Great lyrics from a great song* that has helped me through a pretty big decision about our daughter’s education.

‘Cause I want to decide between survival and bliss

And though I know who I’m not, I still don’t know who I am

But I know I won’t keep on playing the victim

We’ve decided to pull our daughter out of public school and have her attend a private school that focuses on teaching children who are challenged with Dyslexia; children who are visual learners.

We’ve figured out who we are not.  She is not a verbal learner.  We’ve been limping along for the last 2 years.  Our daughter was put on a 504 plan in the 3rd grade.  This helped.  Extra time on tests and modified assignments seemed to get her through.  Her 5th grade year has been a lot tougher – and her grades reflected the reality that I was witnessing in the daily struggles of homework.

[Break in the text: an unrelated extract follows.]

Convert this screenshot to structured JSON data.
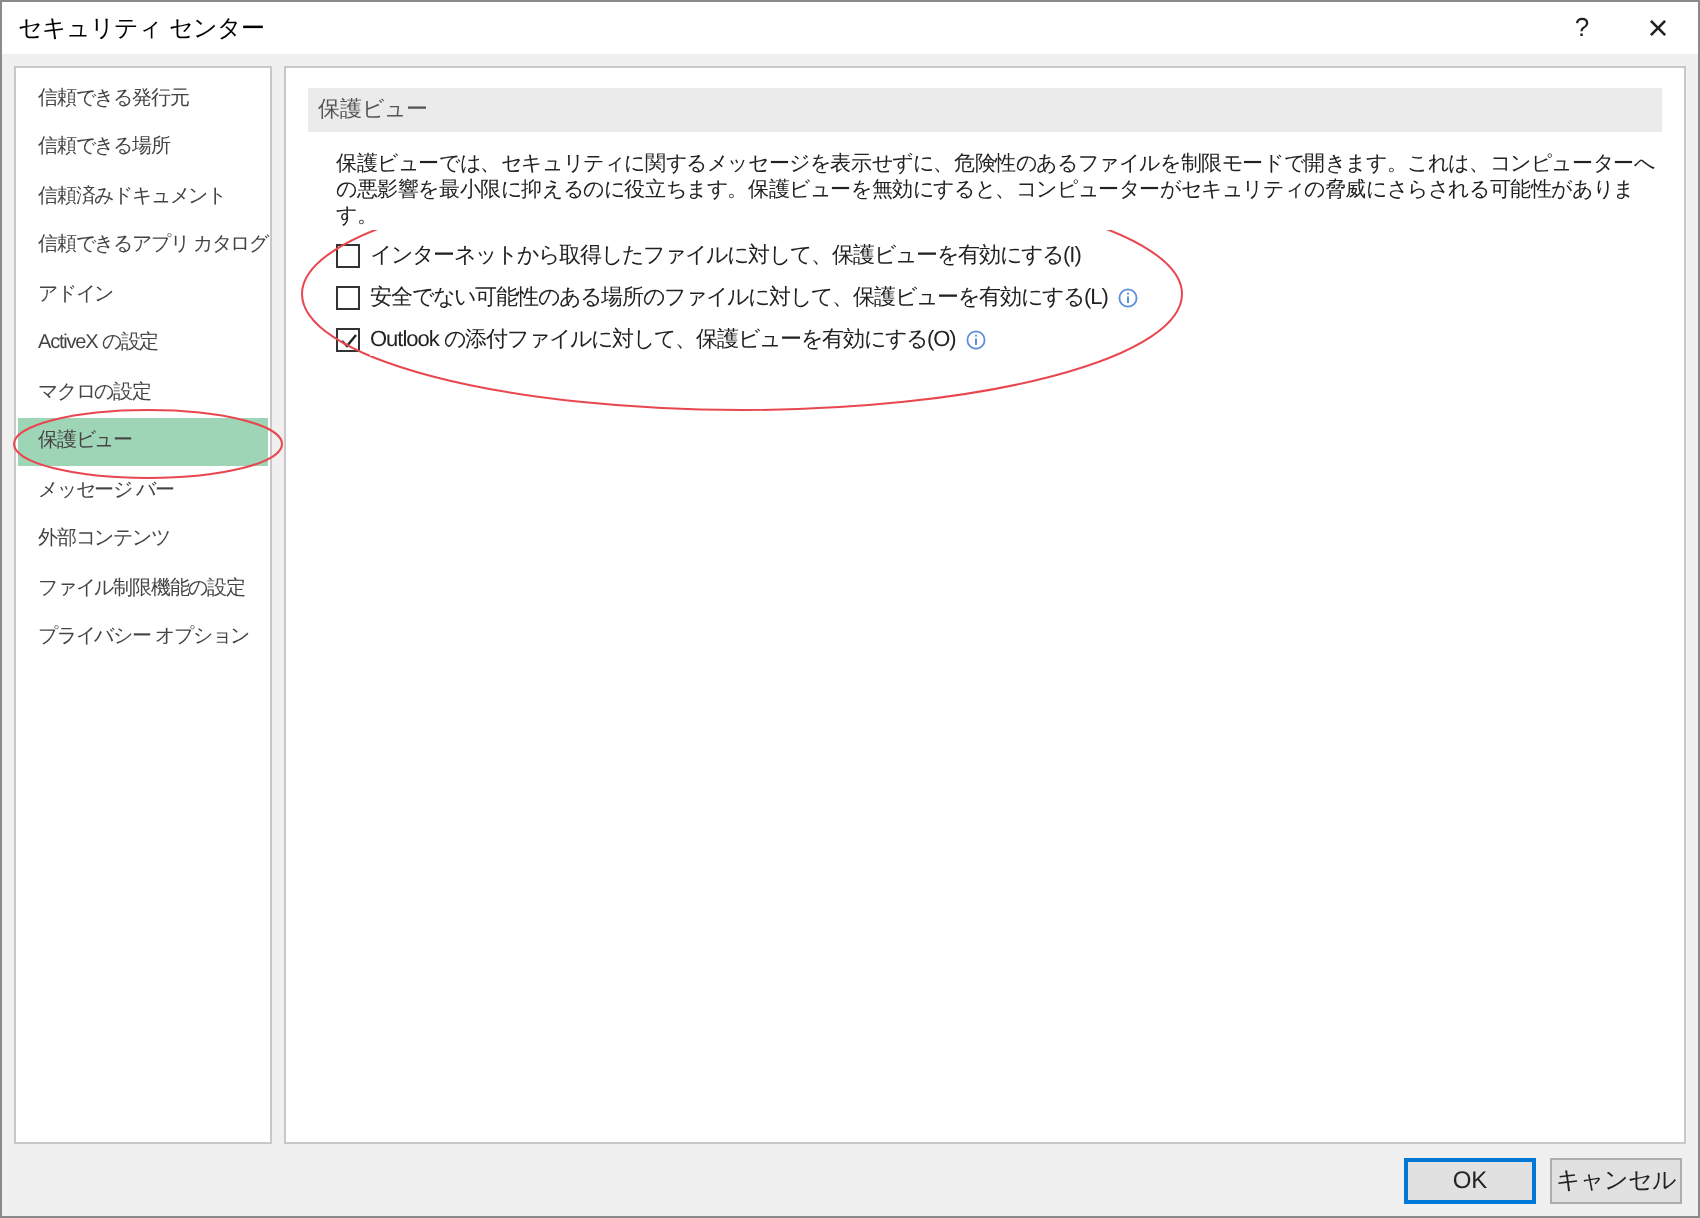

When that first report card came home, we decided to keep our daughter home from her own parent teacher conference so we could have a candid conversation about how poorly she was showing up on the report card.  This lead to evaluations and more evidence of her learning style and the impact it is having.  2 key data points popped out at me:

1. 99th percentile for math concepts such as geometry–anything truly conceptual, spacial or visual

2. 8th percentile for anything fluency related – reading, writing, math

If a concept is taught using visual aids, no problem.  But if a concept is taught with verbal instruction, which is exactly how a 5th grade classroom of 30 kids is set up, disaster.  As my daughter would work on assignments, the teacher HAD provided a checklist of the elements that needed to be covered or a worksheet with a written summary of the assignment.  But when asked about the details that had been explained in class about each element, all was hazy.  The devil is in the details and those details were being lost.

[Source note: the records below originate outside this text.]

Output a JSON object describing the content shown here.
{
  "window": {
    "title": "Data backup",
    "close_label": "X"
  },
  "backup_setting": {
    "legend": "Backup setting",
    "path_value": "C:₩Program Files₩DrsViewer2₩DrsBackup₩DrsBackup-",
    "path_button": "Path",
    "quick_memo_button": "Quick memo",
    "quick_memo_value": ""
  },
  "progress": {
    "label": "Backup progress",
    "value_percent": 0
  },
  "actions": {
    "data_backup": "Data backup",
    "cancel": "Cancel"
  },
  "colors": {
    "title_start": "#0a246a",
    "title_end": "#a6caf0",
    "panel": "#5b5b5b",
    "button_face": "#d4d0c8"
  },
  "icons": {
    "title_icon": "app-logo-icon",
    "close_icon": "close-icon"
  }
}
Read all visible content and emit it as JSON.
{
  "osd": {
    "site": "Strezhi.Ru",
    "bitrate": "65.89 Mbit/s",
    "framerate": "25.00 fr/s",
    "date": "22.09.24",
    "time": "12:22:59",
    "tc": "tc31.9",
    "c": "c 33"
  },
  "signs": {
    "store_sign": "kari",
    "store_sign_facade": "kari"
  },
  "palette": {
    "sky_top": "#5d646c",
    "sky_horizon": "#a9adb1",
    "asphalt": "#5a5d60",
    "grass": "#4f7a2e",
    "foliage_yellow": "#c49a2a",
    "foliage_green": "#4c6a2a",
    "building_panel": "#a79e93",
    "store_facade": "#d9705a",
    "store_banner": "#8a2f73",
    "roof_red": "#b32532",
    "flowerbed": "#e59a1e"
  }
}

The impact on our daughter went well beyond the homework table or the classroom.  Her confidence was destroyed.  She withdrew more and more.  This resulted in problems with developing healthy friendships at school and the inability to ask her teachers or her peers for help when she needed it.  She was falling victim to a vicious cycle.

Evaluations brought us to the conclusion that an IEP would be required. I’ve been managing an IEP for my son for over 10 years.  Honestly, I didn’t have it in me to manage another one.  We’ve been able to make things work for him and he is thriving.  But as I looked at what this would mean for my daughter, it just didn’t make sense.

This bright, creative young lady who can make her own dolls clothes without a pattern and put a piece of furniture from IKEA together with little assistance is in a school system that treats her learning style as a problem.  They are not set up to understand or handle the fact that it’s just different.

And this is what the decision came down to.  Do we spend the next few years just “surviving” within the school system and feeling like a victim of it?  Or do we choose another path where she has the opportunity to potentially thrive, to find some “bliss” in her education?

Having BOTH of my children drop out of the typical school system is daunting, overwhelming.  But for the first time in a long time, I am optimistic for her and her future.

She had the opportunity to attend her new school before we made our final decision.  In the car ride home, I saw an optimism in her that I haven’t seen in a while.  She said the other kids “read out loud like her and struggled with a few words here and there like her”.  At her other school, as her turn would approach to read out loud, she said she would get very nervous, so nervous that she would start sweating.  Several other examples of the anxiety she experiences every day at school came pouring out of her.  And she believes she won’t experience this in her new school and that she will be able to learn a lot.

I’m grateful that I have the ability to work with my ex-husband to provide this opportunity for our daughter.  And I’m glad my husband and I have the ability to handle the expense and extra logistics involved.  We are lucky.  I hope other kids in this situation can be as lucky as we are.